4. St. Etienne du Mont, Place Ste. Genevieve
Often unfairly overlooked by visitors in their haste to see the better-known and neighbouring Pantheon, the sixteenth century St. Etienne du Mont cathedral which combines Renaissance, Baroque and Gothic architecture to breath-taking effect and contains many beautiful internal features, artworks and religious artefacts.
5. Tomb of Napoleon I, Dôme des Invalides
Housed within a seventeenth-century former hospital and retirement home for soldiers, featuring architecture and decoration inspired by St. Peter’s Basilica in Rome, is the tomb of Napoleon. At the heart of the building, now a museum, the emperor’s tomb, sculpted from blocks of red quartzite and placed on a green Vosges granite base takes centre stage between a spectacularly ornate dome and is surrounded by a circular gallery of alabaster bas-relief sculptures.

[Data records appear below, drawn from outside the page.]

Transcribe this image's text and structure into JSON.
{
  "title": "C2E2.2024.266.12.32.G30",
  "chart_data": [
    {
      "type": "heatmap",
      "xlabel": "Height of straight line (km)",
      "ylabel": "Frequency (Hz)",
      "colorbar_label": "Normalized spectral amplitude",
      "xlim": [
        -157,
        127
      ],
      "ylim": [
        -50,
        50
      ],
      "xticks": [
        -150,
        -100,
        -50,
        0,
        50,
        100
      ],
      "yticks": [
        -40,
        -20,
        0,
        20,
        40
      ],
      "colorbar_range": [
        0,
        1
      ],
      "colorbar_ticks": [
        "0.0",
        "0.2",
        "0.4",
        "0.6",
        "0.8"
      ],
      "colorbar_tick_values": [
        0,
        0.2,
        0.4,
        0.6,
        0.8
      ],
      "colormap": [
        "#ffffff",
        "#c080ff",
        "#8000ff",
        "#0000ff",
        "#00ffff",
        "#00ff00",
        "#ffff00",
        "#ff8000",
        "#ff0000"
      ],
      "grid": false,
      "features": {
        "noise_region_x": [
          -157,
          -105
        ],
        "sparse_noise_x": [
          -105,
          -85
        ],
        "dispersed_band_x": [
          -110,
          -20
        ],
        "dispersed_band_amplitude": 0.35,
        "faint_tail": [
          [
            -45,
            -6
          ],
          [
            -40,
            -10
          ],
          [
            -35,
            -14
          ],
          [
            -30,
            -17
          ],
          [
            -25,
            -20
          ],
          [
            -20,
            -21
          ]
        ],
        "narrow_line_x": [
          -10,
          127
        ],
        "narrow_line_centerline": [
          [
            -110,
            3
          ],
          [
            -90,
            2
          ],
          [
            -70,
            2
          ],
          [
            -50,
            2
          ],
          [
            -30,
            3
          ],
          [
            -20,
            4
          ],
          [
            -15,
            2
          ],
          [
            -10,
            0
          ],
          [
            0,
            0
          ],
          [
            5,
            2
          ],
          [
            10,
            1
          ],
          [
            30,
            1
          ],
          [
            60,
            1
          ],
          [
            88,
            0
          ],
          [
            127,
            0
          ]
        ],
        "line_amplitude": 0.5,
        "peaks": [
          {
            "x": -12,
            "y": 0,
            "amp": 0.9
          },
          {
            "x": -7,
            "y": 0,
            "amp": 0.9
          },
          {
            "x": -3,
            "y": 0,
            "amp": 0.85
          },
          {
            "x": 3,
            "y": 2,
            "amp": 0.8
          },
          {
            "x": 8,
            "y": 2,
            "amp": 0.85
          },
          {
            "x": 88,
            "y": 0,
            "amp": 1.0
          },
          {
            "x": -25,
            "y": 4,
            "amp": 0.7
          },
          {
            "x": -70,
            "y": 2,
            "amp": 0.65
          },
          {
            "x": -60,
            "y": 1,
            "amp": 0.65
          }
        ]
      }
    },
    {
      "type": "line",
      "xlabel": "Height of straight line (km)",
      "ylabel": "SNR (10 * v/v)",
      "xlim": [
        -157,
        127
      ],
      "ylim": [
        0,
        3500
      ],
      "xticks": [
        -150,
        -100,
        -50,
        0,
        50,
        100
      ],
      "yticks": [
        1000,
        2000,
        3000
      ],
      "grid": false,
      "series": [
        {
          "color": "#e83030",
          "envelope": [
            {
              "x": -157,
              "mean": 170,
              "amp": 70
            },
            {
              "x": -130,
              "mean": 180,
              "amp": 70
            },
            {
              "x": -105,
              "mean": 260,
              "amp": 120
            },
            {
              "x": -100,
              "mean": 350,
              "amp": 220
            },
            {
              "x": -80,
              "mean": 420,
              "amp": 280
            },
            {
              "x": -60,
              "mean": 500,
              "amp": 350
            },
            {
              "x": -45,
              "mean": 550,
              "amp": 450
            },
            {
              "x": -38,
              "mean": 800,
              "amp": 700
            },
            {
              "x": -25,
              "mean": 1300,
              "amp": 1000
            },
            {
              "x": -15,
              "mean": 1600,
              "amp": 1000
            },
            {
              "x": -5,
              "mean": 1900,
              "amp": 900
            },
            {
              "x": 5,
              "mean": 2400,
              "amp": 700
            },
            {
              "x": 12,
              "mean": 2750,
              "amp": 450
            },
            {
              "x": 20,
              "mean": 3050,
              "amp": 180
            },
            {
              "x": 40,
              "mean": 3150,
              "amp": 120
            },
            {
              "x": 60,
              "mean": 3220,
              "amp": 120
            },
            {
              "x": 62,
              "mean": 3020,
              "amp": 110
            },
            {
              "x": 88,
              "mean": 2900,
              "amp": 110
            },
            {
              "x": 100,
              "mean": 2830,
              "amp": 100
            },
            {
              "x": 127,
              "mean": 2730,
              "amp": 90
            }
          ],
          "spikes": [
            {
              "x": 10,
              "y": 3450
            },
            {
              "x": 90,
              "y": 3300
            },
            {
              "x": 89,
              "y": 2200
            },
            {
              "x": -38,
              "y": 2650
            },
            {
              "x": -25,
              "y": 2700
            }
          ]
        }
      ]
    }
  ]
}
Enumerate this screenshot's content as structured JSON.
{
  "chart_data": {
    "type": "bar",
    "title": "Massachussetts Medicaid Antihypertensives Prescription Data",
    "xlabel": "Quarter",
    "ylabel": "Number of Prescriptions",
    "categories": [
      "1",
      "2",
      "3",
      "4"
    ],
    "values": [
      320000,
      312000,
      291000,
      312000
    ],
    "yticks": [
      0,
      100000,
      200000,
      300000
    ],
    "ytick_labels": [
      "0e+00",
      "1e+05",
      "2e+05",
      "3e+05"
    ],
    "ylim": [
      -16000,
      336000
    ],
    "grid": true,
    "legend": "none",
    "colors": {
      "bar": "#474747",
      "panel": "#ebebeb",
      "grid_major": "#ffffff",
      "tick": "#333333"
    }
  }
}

6. Les Catacombes, 1 avenue du Colonel Henri Rol-Tanguy
Running beneath the streets of Paris a network of catacombs linked by narrow passages and tunnels houses the skeletons of six million Parisians, placed there between 1786 and 1788 in order to alleviate the insanitary conditions arising from the overcrowding of Parisian cemeteries. Attracting the curiosity of locals and visitors alike from the very first day, the catacombs of Paris remain an unmissable and unforgettable attraction.
7. Place des Vosges, 4th arrondissement
Completed in 1612, Place des Vosges is the oldest public square in Paris and was commissioned by King Henry IV of France. Neatly manicured lawns surround an ornate and beautiful centrepiece fountain, and the square is bordered by stunning seventeenth-century houses including the Maison de Victor Hugo in which the author of Les Misérables lived between 1832 and 1848.
8. Pont des Arts, River Seine
Many fabulous bridges span the River Seine, but the Pont des Arts is worth visiting since firstly, it is the oldest metal bridge in Paris, built in the time of Napoleon between 1802 and 1804, and secondly because over the last decade romantic couples visiting the bridge have taken to attaching padlocks inscribed with their names to it before throwing the keys into the river below.
9. La Grande Arche de La Defense, place du parvis de La Defense
This awe-inspiring work of modern architecture was created in 1989 to celebrate the two-hundredth anniversary of the French Revolution. Built from concrete, marble and glass the Grande Arche stands 110 metres high. A climb to the thirty-fifth floor offers spectacular panoramic views of the city and the distant Arc de Triomphe with which this monument is precisely aligned.
10. Luxor Obelisk, Place de la Concorde
It’s easy to pay the Luxor Obelisk less attention than it deserves thanks to its location in the magnificent Place de la Concorde, but this is no modern man-made monument. It is one of two ancient Egyptian obelisks that stood the entrance to the Luxor Temple more than three thousand years ago. Given as a gift to France by Egypt’s ruler in 1829, King Louis-Philippe of France later arranged for the obelisk to be sited in the centre of Place de la Concorde in the spot previously occupied by the guillotine used for public executions.